Maria-Christine Diaz, Senior Business Strategy Manager at Eastnets, explores how ISO 20022 represents more than a messaging upgrade—it’s a strategic inflection point for banks. With the SWIFT deadline looming, she urges financial institutions to rethink compliance, infrastructure and customer propositions, and to treat migration not as a one-off project but as a catalyst for broader transformation.

By November 2025, the SWIFT-mandated migration is set to end MT message processing for interbank cross-border payment instructions and cash management reporting (CBPR+). With only six months till the deadline, it is time for organisations to realise ISO 20022 is not a one-off project, but rather a strategic opportunity to rethink the management of payments infrastructure, compliance and customer value propositions. This opportunity will rely on a coordinated, business-wide response.
Why ISO 20022 requires a coordinated effort
ISO 20022 will move organisations past flat, ambiguous MT messaging to much more structured, contextualised data that applies across all payment types. This will enable the capturing and exchange of richer details with far greater quality, accuracy and completeness.
ISO 20022 promises to strengthen Straight-Through Processing (STP) efficiency and improve the effectiveness of fraud detection and anti-money laundering (AML) processes. It also supports regulatory focus on real-time transaction monitoring and incident transparency, something central to frameworks like the EU’s Payment Services Directive 3 and the Digital Operational Resilience Act (DORA).
But ISO 20022 doesn’t just support regulatory alignment, it fundamentally alters the operational risk landscape. Most institutions still rely on compliance processes and infrastructures built for MT messages, which are poorly suited to handle the granularity and structure of ISO 20022 data. And when this richer data is simply “bolted on” to legacy systems, problems quickly arise.
Many banks are pursuing a tactical fix for what is a strategic shift. Systems and processes were built around the limited MT format which are flat, fixed and often ambiguous. Existing rule sets designed for flat MT messages begin to break down, triggering too many false positives and overwhelming compliance teams with noise instead of insights.

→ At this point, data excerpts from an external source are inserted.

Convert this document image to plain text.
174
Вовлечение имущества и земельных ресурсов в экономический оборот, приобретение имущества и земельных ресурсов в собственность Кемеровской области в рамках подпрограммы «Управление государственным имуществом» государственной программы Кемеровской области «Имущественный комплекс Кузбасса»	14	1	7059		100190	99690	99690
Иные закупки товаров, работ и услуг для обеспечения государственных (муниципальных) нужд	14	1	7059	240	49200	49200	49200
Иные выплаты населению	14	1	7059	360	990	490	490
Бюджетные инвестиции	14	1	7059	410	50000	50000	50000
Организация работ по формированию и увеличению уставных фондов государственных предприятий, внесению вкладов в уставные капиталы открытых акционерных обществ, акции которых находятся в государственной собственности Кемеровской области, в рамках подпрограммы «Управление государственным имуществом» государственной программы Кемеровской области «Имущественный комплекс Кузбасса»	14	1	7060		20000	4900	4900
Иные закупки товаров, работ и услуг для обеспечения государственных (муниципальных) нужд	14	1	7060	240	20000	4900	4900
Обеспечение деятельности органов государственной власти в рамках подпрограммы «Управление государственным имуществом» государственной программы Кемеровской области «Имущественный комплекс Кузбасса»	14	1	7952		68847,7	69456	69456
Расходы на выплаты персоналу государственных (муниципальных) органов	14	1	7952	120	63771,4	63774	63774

To realise the full value of ISO 20022, institutions need to map how payment data flows across their organisation. This helps identify legacy workarounds, uncover operational risks and pinpoint where ISO 20022 adds complexity or unlocks new opportunity.
With that foundation, banks can sharpen customer insights, strengthen fraud and risk controls, and develop new value-added services. To make this shift effectively, leaders must focus on three areas that drive transformation.
How true integrations unlocks real opportunity
The real opportunity begins when ISO 20022 data is integrated into core systems, not just translated at the edges.
Migration is not a one-off project but something that touches every part of the business, from reconciliation processes to customer-facing services. The key challenge of this transformation is knowing where the payment is, its status, without ambiguity, at any moment. Think of it like tracking an Amazon parcel delivery. To manage this, institutions need lightweight analytics tools to monitor and track payment messages in real-time across systems, to reduce reconciliation errors, manual workarounds and operational risk.
The true value is not the overview of the information, but its ability to support in streamlining operations, resolving issues more efficiently and delivering better outcomes.
Optimising financial crime detection
One of the most immediate benefits of ISO 20022 lies in financial crime prevention.
To take advantage of the richer information provided, institutions must recalibrate financial crime systems to work with clearer, structured and contextual ISO 20022 data. This isn’t just about better information, it’s about better precision. Finetuning these systems through precise finetuning techniques to improve detection precision and strengthen risk mitigation, all while reducing and operational costs.
Take Sohar International, a bank operating in the Middle East, as an example. It reduced its false positives by 67%, helping to identify suspicious transactions, simply by optimising screening strategies and using structured data. That kind of result creates space for smarter, faster decisions all while strengthening AML compliance.
Modernising infrastructure to create leaner payment processes
ISO 20022 also provides businesses with an opportunity to modernise current payment infrastructures. A modular orchestration layer – a flexible, business-agnostic workflow engine that seamlessly translates and routes messages across systems – could be introduced to shield core business applications from changes in formats, protocols and standards, for example. This reduces maintenance overhead and operational risk, accelerating ISO 20022 adoption without disrupting core operations.
By building this agility, financial institutions lay the groundwork to rapidly adapt to future market changes, new services and customer demands without overhauling core systems. It also provides real-time visibility and transaction integrity, making sure payments move securely, efficiently and in line with market expectations.
Approach ISO 20022 with strategy in mind, not just compliance
Treating compliance as the end goal is a strategic misstep, which could result in operational disruptions and regulatory scrutiny.
The real value lies not in translating messages, but in transforming the business. Those who embrace the shift – not just to adopt, but to adapt – will be best positioned to unlock smarter, data-driven growth in the years ahead.